Our fundamental nature is the essence of pure light and radiant love. When this is not experienced moment to moment, it is because we are out of alignment. It means our attention has become distracted by relative and transient phenomena, the stuff of the world, the stuff of the mind. It means we are not abiding at our center within the essence of what we are. When we live from our essence, the experience is purity, divinity and bliss.
It is neither an exclusive choice to live in the inner or outer. Ideally, we abide in our center, anchor in that truth, and relate to the world from there. Difficulty and illusion arises when we disconnect from our center and become lost in the outer. When disconnected, we lose the knowingness of our eternity and infinity. This causes us to feel insecure, lacking and grasping. When disconnected, we live in fear and forget that in reality, nothing can truly harm us, take from us or make us less… at least on the level that it matters. When we live from our center, it is clear, that wholeness and completion are realized from within.
Relating for the sake of pure relating is rare. Most people engage in relating in order to acquire something – as though what they needed were outside them. We are constantly absorbed by the outer, and the outer is also in turn absorbed by us. Instant gratification and sensory-based pleasures are readily available, whereas the fruit of self-realization is much more subtle and sublime. It is easy to lose oneself in the world, and harder to pull back into the quietude and stillness of our center. There is no drama or light show in our pure nature, and where the spiritual path leads is not readily apparent. Only slow, gradual absorption into the inner realm reveals that lasting bliss is entirely an inner phenomenon, belonging to the realm of the soul. That is not to say it cannot be shared, but it is birthed from deep within. When anchored in our depth, our bliss is self-sustaining even if the world cannot return us the same vibration. Participation in the world suddenly takes on real meaning when we come from possessing ourselves and thus having something to truly share.
There is however a deeper evolutionary impulse moving us when we engage in relationship, whether we know it or not. While we relate to the other in an attempt to “get” something from the experience, actually, what we are “getting” is basically a variation in our own self- experience. Our lucidity informs us that we fundamentally relate in an effort to know ourselves through the other. Through our contrast with the other, what we are is more magnified and revealed, our extremities and more delicate nuances all come to the surface. We get tested in relationship in ways that we may not otherwise when alone. Relationship is where story arises, so we have material to work with as we go within.

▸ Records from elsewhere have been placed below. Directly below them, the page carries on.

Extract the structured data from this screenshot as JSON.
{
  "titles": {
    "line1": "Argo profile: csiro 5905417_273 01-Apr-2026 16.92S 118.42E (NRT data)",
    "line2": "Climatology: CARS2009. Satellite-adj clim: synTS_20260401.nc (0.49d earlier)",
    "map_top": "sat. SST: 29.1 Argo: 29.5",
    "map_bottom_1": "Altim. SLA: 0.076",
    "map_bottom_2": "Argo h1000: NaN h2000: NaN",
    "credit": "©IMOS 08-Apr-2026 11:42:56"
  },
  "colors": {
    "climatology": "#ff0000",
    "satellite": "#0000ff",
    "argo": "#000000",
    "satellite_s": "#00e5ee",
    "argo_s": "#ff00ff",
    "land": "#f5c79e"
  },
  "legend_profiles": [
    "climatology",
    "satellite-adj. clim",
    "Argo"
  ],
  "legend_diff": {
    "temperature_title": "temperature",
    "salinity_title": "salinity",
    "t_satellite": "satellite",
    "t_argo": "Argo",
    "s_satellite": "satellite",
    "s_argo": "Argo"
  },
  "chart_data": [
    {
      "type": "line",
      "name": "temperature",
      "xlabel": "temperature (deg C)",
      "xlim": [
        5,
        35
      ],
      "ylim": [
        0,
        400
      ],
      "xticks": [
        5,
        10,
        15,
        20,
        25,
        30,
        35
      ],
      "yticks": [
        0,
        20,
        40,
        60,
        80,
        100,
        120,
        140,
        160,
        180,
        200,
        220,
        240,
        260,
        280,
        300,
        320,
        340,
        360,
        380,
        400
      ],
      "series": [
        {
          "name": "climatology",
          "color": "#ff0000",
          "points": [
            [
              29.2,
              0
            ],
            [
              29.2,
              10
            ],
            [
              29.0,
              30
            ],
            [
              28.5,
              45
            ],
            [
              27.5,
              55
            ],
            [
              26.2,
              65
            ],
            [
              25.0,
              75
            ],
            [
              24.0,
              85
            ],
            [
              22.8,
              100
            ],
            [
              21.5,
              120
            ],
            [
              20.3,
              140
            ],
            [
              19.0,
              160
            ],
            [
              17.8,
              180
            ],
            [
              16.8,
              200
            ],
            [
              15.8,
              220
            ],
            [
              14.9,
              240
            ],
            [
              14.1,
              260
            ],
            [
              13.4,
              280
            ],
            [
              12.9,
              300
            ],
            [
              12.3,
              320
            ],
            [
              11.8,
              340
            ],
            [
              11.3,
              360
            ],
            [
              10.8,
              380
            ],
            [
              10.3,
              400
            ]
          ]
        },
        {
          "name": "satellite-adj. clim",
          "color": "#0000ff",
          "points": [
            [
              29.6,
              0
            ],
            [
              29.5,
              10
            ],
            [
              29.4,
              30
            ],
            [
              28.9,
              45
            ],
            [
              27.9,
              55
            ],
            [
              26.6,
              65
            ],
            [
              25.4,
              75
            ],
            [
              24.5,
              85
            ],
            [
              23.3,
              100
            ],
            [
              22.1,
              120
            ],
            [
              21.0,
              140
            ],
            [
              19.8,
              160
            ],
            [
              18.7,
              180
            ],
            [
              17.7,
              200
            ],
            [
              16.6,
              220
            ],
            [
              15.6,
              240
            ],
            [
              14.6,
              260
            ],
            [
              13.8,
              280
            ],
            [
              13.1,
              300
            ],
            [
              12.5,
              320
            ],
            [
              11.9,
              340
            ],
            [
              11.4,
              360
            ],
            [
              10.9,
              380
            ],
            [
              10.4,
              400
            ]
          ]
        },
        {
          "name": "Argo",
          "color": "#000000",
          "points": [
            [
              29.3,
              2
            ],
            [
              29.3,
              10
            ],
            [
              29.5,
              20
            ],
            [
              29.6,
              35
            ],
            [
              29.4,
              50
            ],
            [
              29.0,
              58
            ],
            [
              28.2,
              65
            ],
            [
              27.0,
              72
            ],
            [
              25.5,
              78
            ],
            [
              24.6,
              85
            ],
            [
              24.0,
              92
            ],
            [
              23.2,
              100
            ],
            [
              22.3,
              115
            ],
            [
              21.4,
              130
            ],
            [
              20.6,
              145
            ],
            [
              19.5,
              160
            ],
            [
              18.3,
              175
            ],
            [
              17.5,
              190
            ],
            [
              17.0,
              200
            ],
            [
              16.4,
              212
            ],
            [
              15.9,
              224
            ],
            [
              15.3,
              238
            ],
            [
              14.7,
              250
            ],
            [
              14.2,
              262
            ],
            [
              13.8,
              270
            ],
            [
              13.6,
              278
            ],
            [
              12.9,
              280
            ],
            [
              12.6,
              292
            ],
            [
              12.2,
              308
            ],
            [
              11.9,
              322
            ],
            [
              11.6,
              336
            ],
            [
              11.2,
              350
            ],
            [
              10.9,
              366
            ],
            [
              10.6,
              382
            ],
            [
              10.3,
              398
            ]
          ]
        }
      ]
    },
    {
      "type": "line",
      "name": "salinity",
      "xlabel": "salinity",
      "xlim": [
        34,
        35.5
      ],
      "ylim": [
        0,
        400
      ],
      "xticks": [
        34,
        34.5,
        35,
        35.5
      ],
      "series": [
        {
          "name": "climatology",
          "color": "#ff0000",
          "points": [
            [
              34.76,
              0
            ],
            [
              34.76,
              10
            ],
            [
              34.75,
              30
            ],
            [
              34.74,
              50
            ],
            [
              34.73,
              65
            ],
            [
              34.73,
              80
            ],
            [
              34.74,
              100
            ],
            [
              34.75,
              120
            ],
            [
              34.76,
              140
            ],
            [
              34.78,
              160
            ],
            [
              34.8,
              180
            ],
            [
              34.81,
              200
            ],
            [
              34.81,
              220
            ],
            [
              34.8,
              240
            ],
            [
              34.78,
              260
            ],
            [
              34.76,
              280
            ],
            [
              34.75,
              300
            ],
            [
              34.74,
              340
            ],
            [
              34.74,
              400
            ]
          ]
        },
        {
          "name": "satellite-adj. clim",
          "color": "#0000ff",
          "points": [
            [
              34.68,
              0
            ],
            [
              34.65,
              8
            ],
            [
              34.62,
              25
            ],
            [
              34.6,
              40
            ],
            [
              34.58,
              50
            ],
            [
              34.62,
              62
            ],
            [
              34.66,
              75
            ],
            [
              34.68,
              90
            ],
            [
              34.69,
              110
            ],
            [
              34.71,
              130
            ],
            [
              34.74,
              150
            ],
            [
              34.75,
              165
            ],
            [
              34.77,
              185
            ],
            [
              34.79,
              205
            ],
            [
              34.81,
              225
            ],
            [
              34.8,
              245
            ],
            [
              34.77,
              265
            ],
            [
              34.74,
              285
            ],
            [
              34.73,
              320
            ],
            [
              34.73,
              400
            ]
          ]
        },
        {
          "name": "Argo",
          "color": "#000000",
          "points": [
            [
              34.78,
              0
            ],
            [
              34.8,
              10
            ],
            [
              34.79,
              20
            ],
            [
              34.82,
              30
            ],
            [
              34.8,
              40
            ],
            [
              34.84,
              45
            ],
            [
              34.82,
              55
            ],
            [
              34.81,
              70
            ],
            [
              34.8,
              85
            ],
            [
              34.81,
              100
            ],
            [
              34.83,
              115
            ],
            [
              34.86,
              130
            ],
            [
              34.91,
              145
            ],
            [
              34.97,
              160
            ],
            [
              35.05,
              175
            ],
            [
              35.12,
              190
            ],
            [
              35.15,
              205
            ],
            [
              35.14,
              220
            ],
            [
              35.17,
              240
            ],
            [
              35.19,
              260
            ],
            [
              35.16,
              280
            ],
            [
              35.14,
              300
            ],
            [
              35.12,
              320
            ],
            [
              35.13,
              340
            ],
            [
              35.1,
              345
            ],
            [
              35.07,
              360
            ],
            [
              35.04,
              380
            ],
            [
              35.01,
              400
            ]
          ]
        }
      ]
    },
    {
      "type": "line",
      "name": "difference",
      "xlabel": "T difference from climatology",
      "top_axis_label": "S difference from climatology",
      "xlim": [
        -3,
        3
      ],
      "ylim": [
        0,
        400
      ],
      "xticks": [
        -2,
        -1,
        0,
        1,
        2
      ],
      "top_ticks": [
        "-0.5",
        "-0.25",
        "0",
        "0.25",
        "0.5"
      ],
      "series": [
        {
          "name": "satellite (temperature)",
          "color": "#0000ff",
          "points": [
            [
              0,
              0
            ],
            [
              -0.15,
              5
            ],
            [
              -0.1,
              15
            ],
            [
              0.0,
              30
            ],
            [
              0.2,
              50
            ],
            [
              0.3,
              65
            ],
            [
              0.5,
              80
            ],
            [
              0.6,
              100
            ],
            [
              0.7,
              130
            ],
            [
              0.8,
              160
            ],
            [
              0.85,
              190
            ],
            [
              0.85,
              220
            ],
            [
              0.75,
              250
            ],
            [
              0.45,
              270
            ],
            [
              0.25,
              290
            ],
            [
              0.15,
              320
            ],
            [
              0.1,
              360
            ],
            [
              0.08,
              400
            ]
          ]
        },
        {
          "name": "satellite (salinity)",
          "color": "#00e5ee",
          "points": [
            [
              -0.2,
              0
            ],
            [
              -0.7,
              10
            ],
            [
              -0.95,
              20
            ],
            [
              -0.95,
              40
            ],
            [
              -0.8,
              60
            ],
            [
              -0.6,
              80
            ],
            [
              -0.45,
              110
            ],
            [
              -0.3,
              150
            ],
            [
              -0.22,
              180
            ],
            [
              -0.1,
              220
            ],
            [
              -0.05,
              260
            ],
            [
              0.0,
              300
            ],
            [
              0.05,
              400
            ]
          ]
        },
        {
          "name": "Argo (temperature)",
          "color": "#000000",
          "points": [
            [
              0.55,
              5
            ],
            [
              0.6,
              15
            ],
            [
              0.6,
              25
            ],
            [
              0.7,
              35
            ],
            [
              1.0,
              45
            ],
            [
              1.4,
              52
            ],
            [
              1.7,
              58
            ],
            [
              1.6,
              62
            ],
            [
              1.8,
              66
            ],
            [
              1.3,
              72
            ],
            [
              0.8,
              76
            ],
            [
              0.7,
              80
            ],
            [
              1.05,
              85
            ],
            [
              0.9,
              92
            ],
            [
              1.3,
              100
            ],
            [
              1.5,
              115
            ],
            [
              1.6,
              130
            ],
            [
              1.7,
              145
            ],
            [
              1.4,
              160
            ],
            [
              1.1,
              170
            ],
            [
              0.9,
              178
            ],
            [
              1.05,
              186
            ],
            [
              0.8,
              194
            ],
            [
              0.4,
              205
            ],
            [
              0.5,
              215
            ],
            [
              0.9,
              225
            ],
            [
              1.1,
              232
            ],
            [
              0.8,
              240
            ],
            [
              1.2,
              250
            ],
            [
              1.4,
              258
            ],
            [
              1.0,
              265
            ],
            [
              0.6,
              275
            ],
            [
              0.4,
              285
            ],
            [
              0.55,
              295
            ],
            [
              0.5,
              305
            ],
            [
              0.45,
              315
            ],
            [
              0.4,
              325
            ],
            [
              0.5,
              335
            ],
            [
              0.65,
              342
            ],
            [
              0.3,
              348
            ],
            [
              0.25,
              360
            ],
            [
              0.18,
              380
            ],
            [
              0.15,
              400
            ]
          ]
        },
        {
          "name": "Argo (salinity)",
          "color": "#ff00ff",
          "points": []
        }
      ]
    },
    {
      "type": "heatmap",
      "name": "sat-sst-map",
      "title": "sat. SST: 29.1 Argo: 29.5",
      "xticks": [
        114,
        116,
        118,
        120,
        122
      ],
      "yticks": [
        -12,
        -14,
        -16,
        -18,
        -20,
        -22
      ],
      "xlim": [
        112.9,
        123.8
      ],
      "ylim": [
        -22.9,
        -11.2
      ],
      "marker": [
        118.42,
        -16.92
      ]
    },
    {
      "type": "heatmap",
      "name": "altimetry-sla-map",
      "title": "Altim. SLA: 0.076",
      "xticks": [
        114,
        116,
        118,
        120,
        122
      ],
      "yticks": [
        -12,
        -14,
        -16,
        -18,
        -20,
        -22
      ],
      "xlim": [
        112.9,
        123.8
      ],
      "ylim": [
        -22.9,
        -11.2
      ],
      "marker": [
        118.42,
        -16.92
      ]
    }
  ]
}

The direct pathway to self-realization is a deep dive within, the pure experience of our core essence. The other pathway is looped through the world of relationships, as we seek triggers to help us experience and remember various lost or disconnected aspects of self. If we do not find time to turn within, eventually all distractions fall away on their own, and we are faced with a very baseline experience of our true state. When our well-being is no longer being propped up by busyness, goals and distractions, at one point we finally meet ourselves, by ourselves. We dance between the world and relationships until we are ready to just be quiet and face the simplicity of our being.
The average mind-set will argue life is about relationship, connection and community, but without the fundamental connection to self, how to relate beyond the self. The idea is to remain anchored within and not lose oneself, while engaging in the world of relationships. It is fine to want connection with others but to want it out of lack, or to want it before wanting to know ourselves is a form of self-abandonment. People evade themselves all the time, but the deepest fulfillment is cultivated from within. From that intimate self-connection is then born our ability to truly connect with the world.
Inquire into the motives behind all outward seeking and activity. Would you be so busy trying to acquire what you do in the world, if you were truly connected to your self? When you relate, does it come from just the beauty of relating, with no aim or want? When you dance in the world, do you leave your self behind, and forget what you seek may already be present?